Regarding the similarities between elves and men, the author's note from the story 'Never Speak Nor Sing' made the point remarkably well.
Lastly, I like how you build up your opinion of characters on evidence and analysis of their actions- that's not a given. I'm guilty of doing the opposite, deciding if I like a character and then interpreting their deeds accordingly.
To make a long, rambling review short: I liked it a lot, it actually made me think, and on top of it all you put it together in a pleasant, clear style. Well done.
Oh, thank you so much. I am really happy that you enjoyed this and found it useful. There are different school of interpreting how human or alien Elves are. Tolkien himself states they are human. They could not create children if they were not.
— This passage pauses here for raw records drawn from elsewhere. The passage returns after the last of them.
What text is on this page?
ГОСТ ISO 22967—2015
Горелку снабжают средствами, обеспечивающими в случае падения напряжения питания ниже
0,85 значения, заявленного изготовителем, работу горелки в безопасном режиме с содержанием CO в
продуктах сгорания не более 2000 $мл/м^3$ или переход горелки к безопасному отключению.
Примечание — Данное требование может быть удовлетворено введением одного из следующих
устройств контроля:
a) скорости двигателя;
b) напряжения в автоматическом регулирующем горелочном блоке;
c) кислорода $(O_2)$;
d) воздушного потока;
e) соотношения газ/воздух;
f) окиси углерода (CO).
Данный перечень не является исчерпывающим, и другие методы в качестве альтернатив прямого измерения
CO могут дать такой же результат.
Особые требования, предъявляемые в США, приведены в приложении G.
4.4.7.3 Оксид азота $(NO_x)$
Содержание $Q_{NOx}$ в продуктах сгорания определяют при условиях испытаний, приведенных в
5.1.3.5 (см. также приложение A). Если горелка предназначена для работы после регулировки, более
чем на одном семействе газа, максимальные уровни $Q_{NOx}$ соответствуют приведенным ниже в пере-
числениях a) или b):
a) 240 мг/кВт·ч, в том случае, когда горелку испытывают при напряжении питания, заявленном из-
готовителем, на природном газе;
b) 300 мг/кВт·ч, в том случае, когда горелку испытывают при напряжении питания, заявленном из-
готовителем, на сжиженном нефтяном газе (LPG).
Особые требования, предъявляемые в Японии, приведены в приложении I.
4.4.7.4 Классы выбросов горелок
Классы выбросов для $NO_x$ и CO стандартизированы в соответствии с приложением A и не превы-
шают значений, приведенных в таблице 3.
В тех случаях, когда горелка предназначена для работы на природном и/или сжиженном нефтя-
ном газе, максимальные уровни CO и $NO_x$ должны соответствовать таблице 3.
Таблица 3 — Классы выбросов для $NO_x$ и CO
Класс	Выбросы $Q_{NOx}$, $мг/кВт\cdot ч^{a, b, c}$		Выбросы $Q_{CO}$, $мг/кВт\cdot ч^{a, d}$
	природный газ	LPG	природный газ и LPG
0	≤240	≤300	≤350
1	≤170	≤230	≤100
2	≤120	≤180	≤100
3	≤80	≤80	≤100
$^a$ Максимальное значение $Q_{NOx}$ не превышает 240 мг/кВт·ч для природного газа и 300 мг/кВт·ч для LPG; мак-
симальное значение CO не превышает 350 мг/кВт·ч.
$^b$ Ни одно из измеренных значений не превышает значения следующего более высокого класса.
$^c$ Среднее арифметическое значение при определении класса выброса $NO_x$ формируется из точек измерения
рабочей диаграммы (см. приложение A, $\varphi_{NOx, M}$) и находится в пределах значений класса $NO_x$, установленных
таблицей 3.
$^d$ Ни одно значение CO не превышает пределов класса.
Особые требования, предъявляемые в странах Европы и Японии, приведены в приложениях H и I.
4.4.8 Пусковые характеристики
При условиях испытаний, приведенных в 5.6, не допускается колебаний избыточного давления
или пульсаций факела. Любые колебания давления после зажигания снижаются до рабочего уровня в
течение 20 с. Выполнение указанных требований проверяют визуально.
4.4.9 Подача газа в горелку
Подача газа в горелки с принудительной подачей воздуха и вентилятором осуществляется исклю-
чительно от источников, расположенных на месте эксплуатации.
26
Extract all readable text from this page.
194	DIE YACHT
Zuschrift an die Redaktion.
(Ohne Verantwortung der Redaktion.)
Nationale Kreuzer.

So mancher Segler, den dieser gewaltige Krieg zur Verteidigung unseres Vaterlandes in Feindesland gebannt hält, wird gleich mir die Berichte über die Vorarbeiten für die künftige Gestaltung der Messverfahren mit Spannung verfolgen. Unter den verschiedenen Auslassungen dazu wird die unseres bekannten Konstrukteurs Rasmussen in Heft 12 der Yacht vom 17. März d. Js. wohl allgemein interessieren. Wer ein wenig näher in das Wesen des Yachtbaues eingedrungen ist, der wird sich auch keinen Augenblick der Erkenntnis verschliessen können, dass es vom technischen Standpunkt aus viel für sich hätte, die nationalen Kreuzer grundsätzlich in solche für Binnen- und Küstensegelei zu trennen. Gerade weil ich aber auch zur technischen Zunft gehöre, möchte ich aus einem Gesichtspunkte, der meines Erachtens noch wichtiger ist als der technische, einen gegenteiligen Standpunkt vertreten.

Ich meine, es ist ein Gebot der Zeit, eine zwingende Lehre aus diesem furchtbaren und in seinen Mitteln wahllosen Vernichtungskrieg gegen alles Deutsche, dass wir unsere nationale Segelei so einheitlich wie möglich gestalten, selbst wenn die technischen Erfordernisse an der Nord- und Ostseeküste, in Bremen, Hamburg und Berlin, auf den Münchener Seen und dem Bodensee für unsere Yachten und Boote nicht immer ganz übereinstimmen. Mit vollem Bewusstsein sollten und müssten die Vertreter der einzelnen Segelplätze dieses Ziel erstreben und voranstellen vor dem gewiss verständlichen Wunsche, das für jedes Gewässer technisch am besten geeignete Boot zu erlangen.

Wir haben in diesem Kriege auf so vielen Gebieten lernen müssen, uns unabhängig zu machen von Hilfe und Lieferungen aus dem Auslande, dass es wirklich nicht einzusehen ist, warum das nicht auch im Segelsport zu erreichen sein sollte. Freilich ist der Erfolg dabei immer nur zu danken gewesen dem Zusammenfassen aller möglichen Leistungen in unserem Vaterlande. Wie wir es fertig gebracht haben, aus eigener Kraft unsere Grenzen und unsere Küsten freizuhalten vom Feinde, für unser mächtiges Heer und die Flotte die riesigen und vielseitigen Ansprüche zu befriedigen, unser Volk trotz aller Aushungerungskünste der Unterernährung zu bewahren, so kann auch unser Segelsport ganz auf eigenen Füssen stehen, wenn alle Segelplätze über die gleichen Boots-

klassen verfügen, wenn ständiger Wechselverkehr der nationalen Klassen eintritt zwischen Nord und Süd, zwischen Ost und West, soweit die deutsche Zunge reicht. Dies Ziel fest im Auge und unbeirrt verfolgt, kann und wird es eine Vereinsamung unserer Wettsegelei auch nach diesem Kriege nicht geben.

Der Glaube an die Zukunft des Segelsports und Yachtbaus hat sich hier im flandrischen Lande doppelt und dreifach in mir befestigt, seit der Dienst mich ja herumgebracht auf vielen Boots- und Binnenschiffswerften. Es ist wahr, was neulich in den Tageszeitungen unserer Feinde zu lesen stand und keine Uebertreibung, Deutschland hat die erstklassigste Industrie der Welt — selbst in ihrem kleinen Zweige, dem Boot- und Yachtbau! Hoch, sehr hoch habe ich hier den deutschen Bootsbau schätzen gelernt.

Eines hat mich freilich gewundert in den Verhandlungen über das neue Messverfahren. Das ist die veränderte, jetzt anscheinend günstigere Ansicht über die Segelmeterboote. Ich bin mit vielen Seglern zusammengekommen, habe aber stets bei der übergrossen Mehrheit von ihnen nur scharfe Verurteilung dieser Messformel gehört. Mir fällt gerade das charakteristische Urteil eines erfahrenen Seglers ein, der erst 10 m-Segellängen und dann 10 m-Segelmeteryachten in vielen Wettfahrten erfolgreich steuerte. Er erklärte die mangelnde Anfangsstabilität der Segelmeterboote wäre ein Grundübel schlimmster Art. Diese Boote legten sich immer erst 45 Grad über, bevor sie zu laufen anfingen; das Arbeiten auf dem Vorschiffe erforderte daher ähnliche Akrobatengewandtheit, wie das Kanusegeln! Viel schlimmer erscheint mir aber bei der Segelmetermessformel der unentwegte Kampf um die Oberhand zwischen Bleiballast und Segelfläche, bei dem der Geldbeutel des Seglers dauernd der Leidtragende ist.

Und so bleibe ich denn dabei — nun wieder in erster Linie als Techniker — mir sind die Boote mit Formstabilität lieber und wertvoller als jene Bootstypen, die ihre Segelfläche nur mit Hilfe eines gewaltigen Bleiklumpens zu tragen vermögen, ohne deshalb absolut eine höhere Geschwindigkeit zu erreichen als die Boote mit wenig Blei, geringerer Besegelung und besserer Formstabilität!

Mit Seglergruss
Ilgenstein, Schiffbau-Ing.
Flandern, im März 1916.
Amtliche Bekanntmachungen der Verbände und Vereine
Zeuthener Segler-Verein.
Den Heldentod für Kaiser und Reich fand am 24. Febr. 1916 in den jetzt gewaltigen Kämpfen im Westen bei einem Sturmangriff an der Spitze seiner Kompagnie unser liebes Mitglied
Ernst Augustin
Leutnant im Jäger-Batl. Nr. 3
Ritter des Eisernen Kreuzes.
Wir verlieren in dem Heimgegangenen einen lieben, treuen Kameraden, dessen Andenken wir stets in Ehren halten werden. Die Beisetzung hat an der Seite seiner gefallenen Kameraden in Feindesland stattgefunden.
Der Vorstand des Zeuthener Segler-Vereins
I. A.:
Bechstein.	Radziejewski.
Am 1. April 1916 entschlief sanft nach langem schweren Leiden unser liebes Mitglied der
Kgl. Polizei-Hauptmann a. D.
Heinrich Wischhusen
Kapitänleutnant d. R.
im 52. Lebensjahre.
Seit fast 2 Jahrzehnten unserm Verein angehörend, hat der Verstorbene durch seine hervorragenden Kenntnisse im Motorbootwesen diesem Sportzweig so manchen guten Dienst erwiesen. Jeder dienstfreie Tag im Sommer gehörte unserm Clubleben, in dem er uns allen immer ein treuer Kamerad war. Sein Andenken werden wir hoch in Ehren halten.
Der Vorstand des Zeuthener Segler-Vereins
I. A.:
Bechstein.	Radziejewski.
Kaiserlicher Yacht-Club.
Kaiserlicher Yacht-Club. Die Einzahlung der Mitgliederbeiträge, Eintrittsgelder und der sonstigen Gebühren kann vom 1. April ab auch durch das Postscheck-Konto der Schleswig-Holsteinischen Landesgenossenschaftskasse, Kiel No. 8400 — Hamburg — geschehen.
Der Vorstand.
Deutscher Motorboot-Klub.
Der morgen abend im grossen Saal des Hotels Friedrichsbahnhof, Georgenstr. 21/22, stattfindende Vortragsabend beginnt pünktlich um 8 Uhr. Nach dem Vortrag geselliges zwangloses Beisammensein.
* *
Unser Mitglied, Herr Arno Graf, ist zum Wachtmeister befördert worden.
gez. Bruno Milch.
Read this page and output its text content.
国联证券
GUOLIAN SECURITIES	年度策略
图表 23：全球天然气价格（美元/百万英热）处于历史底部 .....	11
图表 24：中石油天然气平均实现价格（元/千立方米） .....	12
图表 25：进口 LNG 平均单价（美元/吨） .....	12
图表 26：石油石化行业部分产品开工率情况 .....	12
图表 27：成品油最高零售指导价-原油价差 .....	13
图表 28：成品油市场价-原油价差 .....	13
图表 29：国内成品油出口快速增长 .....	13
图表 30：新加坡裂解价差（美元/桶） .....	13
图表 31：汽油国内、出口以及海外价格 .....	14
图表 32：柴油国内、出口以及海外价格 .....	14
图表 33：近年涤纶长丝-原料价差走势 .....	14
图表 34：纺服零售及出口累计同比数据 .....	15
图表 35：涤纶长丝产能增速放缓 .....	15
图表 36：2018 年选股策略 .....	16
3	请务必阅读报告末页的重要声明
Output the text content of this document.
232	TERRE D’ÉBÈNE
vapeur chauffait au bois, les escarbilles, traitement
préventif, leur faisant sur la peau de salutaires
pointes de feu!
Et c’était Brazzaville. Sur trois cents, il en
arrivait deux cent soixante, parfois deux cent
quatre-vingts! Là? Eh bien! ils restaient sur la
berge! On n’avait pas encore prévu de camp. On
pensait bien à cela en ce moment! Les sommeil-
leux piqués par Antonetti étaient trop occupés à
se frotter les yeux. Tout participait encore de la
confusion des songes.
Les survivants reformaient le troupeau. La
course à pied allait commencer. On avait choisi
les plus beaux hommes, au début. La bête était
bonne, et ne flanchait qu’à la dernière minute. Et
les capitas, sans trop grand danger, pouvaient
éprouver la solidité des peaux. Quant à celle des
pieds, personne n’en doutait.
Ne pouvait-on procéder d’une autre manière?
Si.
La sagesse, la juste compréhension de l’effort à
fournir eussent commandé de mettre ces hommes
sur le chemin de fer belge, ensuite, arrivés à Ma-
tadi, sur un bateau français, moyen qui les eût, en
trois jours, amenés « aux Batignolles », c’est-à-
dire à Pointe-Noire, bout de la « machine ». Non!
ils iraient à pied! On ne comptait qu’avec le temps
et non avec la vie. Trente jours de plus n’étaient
I suppose one might imagine Elves as evolving throughout their quasi-immortal lives to have very different concerns than mortals. Time is an enormous factor in determining ones choices in life as we know it. Tolkien explains a conservatizing element in that evolution. Most of us pick up the story in LotR where, with a couple of exceptions perhaps, we are dealing with Elves who have been living in Middle-earth, fighting what Galadriel calls the long defeat, for a very long time--thousands of years. For that reason, I rather prefer the First Age or even Second Age stories, especially when I am writing fanfiction, because I can relate better to the characters.
Thank you so much for reading and for commenting!